Monday, November 8, 2010


Playing Super Meat Boy, my new personal favourite platforming game ever, you unlock various characters from around the independent gaming scene. A lot of these characters are recognizable faces - Tim from Braid, Gish from Gish, what have you. But by god, there are a lot I haven't seen before. And thanks for that, because now I have exposure to some indie games I would never have dreamed of before.

Characters from games like Jumper, Mighty Jill Off, and Flywrench - I was able to go and download their (freeware!) games from their respective websites. But there was one character, Captain Video, from the Bit.Trip series, whose games are only on the Wii. Auurgh. Screw that. WiiWare is a hellhole. I'm not going near the thing. ...well someone must have heard this because a few days later, Bit.Trip Beat is available on Steam. For a measly $9. Awesome. So, I bought it, and for what it's worth, here's a first impression of this very, very addictive indie title.

Bit.Trip Beat is the first installment in the ever-expanding Bit.Trip series. In Beat's case, it plays like a super-evil cross between Audiosurf, Guitar Hero, Breaker, and Pong. The screen is set up fairly identically to Pong's - you control a "paddle" hitting back "balls". It is, at its core, a rhythm action game - the bits come at you as the "notes" and when you hit them back, they play their relative pitch and give you score. As you get more points, you progress through several stages - if you miss any bits, you fall back down the stages. If you fall back from the first stage, you end up in "the Nether", which is basically what Pong is - all black and white with basic chiptunes sounds - but totally evil. It acts as your safety net, and you can get back into the game as soon as possible.

So the gameplay is simple as hell. The soundtrack, likewise, is totally retro. Chiptunes-inspired beats, totally awesome. The best thing about the game though is the rush of adrenaline you get while playing it. This is a game that doesn't dick around. As soon as you start - you start. It's intense stuff, and with a progressive difficulty curve that starts off gentle and ends up soul-smashing, this is one of the best retro-inspired games I've played since... well, since Super Meat Boy. The visuals are trippy as an acid rush, the gameplay is simple yet inspired, the music is fucking brilliant, and the execution is flawless. Plus, it's one of few games I've seen that lets you connect your Steam account to your Facebook and Twitter accounts, in order to post achievements to your friends - which is a concept I'm surprised no-one else has used! In summary, it's totally awesome, and it's cheap - it's a blast, get into it!

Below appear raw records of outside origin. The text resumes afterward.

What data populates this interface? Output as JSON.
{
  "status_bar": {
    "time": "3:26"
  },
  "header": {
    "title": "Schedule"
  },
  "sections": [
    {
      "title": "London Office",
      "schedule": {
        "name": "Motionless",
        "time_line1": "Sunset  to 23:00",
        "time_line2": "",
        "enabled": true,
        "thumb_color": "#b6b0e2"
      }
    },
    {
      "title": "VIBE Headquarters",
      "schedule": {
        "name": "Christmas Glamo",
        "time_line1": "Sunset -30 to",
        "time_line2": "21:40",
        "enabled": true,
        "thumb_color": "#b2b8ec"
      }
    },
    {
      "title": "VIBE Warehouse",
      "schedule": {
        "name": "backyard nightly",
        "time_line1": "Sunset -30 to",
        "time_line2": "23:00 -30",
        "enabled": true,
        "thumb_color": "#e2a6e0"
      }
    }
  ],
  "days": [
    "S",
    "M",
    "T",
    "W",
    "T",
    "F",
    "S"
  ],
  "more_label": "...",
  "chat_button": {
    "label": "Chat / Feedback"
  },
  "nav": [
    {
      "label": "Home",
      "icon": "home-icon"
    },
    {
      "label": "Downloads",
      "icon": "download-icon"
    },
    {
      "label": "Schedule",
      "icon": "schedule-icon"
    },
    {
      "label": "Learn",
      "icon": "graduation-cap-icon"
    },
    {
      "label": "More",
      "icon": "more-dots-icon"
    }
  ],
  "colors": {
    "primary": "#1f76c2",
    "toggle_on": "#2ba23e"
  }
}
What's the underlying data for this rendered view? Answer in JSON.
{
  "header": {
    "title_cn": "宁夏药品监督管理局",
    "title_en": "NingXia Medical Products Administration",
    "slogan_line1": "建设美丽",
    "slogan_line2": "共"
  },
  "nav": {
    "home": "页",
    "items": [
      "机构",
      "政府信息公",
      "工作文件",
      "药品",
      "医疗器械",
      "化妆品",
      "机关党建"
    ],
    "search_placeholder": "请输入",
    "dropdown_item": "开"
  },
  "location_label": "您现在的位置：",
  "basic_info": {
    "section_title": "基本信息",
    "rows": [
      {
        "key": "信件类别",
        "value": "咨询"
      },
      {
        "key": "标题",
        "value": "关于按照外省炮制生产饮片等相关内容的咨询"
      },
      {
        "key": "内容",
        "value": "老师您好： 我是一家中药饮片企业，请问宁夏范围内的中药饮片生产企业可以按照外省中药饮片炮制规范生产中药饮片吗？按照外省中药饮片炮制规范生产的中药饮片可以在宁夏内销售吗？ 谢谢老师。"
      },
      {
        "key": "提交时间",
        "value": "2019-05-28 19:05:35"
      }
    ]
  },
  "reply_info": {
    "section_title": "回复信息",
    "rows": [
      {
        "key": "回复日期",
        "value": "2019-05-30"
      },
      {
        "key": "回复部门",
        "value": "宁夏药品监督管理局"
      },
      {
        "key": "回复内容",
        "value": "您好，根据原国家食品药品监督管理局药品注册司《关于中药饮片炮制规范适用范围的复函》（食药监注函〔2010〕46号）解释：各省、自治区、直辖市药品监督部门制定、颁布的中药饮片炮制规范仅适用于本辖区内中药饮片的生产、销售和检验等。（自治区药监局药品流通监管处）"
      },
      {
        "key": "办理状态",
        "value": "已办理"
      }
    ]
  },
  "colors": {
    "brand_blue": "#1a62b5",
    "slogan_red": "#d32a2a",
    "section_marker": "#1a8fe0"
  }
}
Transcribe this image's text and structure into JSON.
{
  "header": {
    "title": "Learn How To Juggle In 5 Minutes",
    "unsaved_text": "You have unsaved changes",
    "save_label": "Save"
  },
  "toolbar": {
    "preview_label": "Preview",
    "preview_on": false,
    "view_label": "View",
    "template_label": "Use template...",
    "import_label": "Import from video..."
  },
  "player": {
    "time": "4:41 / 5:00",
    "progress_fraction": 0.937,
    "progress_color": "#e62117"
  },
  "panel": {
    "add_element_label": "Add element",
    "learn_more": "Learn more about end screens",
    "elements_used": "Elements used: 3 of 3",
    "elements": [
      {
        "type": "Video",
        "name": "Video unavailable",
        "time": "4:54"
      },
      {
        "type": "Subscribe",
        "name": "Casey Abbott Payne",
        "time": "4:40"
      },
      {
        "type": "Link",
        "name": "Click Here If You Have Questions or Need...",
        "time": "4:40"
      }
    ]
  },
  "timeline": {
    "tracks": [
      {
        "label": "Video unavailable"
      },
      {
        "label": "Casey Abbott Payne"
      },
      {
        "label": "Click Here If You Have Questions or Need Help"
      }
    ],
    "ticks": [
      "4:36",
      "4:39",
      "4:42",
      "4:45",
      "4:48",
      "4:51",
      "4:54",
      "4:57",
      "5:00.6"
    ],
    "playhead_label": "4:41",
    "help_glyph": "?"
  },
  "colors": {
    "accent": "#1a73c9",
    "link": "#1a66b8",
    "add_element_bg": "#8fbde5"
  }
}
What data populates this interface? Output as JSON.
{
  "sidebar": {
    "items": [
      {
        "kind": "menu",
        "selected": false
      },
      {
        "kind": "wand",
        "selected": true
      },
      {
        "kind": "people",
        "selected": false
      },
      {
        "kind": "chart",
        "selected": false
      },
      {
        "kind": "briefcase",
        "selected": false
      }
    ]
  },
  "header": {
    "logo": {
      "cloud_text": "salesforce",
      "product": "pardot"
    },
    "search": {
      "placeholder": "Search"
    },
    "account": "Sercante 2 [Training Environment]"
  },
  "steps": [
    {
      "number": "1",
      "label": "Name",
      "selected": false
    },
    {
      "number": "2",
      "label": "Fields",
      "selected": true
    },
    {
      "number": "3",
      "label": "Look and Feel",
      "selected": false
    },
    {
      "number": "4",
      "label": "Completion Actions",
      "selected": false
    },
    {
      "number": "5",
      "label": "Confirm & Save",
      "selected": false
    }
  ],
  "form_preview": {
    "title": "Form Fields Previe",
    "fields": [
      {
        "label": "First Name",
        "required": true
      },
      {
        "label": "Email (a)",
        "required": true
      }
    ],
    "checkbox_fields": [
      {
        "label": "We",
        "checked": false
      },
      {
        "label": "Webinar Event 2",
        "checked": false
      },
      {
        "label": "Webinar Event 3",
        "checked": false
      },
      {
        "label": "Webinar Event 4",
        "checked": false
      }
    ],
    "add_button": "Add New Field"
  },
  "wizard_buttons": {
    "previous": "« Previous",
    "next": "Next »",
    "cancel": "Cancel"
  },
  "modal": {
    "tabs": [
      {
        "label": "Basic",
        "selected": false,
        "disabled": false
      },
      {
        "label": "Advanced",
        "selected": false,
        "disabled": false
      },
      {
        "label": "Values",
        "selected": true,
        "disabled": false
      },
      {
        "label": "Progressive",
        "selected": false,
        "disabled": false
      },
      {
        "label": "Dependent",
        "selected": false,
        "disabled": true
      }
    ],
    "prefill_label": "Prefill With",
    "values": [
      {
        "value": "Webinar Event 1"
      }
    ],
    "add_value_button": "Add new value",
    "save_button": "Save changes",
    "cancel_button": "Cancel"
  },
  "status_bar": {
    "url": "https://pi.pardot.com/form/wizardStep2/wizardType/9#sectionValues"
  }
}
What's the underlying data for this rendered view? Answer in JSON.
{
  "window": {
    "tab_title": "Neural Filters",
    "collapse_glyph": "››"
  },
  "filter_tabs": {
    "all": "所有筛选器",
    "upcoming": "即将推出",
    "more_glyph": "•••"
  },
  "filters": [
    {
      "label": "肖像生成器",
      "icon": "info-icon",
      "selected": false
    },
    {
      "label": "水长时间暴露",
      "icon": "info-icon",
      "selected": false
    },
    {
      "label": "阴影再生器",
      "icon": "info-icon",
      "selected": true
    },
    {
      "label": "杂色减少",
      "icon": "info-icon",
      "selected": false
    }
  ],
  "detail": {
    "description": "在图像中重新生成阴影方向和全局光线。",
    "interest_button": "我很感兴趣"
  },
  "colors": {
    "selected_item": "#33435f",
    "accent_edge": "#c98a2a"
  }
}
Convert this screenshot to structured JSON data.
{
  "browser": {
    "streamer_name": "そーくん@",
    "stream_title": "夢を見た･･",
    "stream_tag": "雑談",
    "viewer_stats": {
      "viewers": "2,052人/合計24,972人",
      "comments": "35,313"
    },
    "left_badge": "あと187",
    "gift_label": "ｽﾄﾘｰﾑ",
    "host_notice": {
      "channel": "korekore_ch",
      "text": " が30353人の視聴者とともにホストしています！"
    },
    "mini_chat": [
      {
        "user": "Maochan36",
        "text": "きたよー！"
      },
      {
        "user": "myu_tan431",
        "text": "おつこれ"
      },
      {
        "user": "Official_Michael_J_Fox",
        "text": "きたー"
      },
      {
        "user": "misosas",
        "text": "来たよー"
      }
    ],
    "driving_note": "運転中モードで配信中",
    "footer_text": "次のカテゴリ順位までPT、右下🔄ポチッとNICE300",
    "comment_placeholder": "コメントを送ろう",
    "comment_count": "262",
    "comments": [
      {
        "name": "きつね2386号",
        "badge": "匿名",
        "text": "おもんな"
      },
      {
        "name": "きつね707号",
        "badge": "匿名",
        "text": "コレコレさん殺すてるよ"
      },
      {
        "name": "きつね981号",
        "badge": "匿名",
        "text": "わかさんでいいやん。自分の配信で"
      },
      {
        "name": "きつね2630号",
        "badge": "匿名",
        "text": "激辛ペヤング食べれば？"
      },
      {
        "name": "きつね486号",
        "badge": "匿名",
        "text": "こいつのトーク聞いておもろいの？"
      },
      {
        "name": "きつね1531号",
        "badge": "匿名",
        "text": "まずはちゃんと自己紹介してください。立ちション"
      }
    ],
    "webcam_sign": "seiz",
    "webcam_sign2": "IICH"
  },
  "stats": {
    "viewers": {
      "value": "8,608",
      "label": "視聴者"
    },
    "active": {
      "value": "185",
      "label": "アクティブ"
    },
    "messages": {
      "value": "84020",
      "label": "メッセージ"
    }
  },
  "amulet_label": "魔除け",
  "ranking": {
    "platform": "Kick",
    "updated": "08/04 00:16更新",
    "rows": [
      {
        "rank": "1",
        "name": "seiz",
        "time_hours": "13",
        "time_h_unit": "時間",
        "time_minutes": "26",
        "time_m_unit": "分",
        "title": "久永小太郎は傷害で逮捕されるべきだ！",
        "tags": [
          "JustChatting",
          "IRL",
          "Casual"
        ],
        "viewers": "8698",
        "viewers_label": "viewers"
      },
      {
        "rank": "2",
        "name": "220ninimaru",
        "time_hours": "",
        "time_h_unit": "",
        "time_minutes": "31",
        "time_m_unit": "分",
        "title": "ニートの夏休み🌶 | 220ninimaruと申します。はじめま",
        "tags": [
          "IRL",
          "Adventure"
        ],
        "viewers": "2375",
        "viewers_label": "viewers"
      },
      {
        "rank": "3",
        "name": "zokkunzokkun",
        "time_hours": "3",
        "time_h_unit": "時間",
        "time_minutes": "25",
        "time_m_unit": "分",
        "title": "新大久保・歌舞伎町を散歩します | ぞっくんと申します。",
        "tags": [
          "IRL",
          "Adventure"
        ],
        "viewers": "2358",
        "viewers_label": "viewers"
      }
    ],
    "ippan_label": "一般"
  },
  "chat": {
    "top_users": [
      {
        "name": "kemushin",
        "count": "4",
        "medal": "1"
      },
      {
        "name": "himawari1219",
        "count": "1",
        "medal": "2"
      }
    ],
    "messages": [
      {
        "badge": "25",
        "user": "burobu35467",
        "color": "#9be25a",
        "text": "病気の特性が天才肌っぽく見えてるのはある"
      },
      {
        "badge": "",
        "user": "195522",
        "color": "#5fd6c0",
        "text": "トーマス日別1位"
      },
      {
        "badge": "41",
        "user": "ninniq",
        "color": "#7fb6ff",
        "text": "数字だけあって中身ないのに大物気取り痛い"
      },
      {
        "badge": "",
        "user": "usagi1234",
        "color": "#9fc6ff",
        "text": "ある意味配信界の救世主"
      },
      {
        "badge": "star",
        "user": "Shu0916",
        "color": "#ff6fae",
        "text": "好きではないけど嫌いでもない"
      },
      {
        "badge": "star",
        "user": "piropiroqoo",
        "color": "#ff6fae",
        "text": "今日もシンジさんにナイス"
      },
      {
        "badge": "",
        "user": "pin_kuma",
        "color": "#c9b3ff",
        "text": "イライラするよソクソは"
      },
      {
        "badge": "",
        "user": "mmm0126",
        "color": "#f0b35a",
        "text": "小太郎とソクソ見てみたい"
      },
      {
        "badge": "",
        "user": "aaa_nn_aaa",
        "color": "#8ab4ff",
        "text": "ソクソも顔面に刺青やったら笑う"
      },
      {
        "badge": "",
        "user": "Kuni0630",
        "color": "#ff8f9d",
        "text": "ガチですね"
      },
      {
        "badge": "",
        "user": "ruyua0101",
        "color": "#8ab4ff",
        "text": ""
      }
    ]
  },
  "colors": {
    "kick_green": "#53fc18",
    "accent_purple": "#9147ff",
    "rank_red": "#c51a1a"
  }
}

Auurgh, I just realized Call of Duty: Black Ops came out today. It's sort of made me realize that I'm one of few people who like games like Bit.Trip anymore. Pure fun. Pure awesome. I hate Call of Duty and the ravenous sheep that follow it, because it makes independent games look like throwaway garbage, when they really are so much more than that! Call of Duty is a good series, competent shooters. No doubt. But it's buried under so much hype and PR bullshit that I just can't pull out the game's core from beneath the wreckage. But mostly, I hate it for similar reasons I hate the Halo franchise - it is dragging down the gaming industry. The independent scene is one I strive to actively support - every AAA title I've bought this year has been total arse, and every indie game I've bought has been whipped cream wonderful licked straight off the breasts of a hypothetical magic hooker. Except 'Splosion Man. But YOU GET MY POINT - Call of Duty has no soul left. It's mechanical and by-the-numbers, and somehow... that sells? While genuine ingenuity and creativity is left to rot by the sidelines? I'm reminded of the Psychonauts thing - one of the best games ever made ever, and it doesn't sell because it's new and different, ultimately bankrupting the company that made it. That's not on. I know I'm a small voice amongst a very loud, very annoying crowd, but I think the games industry really needs to look in the mirror and say: "No. This will not do."

Andrew Deavin will avoid Black Ops for as long as possible, so don't convince him to buy it. He's hanging out for the Super Meat Boy PC release. Also, he has written a full review of Super Meat Boy - just in case you thought you missed something - but it will only go up when Australian Gaming Network inevitably goes live. Which could be months away, but that's where it is, in case you guys are wondering.